11 McDonald Street, Morningside: an 8,551sqm industrial complex of seven connected buildings on a 1.060ha site occupied by eight tenants with a weighted average lease expiry of 4.75 years. “Given the site’s proximity to an increasingly popular city fringe residential area and good public transport links, it lends itself to a mixed-use commercial and residential redevelopment,” says Francis. “A plan change application to mixed use has been made for the area which, if successful, could significantly increase the value of the land.”

The Augusta Value-Add Fund No. 1 has a fixed term of five years from April 2016 unless a special resolution of shareholders approves a one-year extension. It is borrowing $55 million from the BNZ to finance the balance of acquisition of the properties plus a $10 million facility for refurbishment. The fund intends to maintain a loan-to-value ratio (LVR) of approximately 50%, subject to the timing of developments when it may rise to approximately 55%.

The fund will be overseen by a board of directors chaired by John Bayley, executive chairman and founder of Bayleys Real Estate.
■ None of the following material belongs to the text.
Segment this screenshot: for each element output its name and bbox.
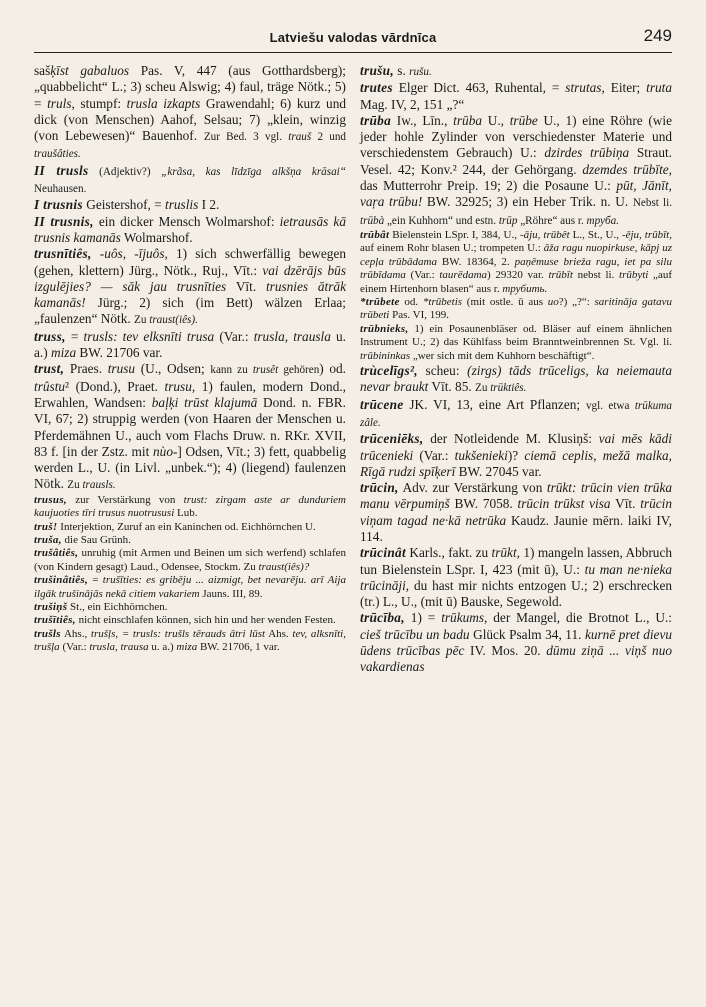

The other fund board members will be Augusta Capital  chairman Paul Duffy, formerly managing director of NZX listed DNZ Property (now Stride) and Mark Petersen who is a director of Augusta and CentrePort in Wellington.

The Value-Add Fund No. 1 fund opened on 5 February and closed on 23 March on February 5 and closes March 23.  Houlker says it was targeted at high net worth individuals, experienced investors and investment companies and trusts. It is not being marketed to retail investors.

Anyone with a minimum of $750,000 could invest or if they met the definition of a wholesale investor under the Financial Markets Conduct Act 2013 they could invest from $200,000 upwards.

Augusta Funds Management is responsible for managing the scheme and implementing the improvements while Bayleys Property Services will undertake the day-to-day management of the properties.

Augusta currently manages over 155 commercial properties, worth approximately $1.4 billion, on behalf of more than 3,000 investors. Many of these are syndicated investment properties and Francis says the new initiative will enable Augusta to broaden its funds management offerings to appeal to a wider range of investors and to provide existing wholesale investors with more choice.

“We have been primarily buyers of typical investment-grade assets with long leases and lower risk profiles providing a good yield. However, we are frequently presented with, and find in the market, opportunities to acquire assets that have solid fundamentals including location and future redevelopment or repositioning potential. Often that potential doesn’t come wrapped in a bow and needs to be unlocked. The launch of this product, with more value add funds planned, provides us with the opportunity to utilise our management expertise and market knowledge and experience to do just that,” says Francis.

An information memorandum with further information on the fund, including the risks in respect of the fund, will be provided to all investors. Houlker says prospective investors are encouraged to read the information memorandum and seek independent advice.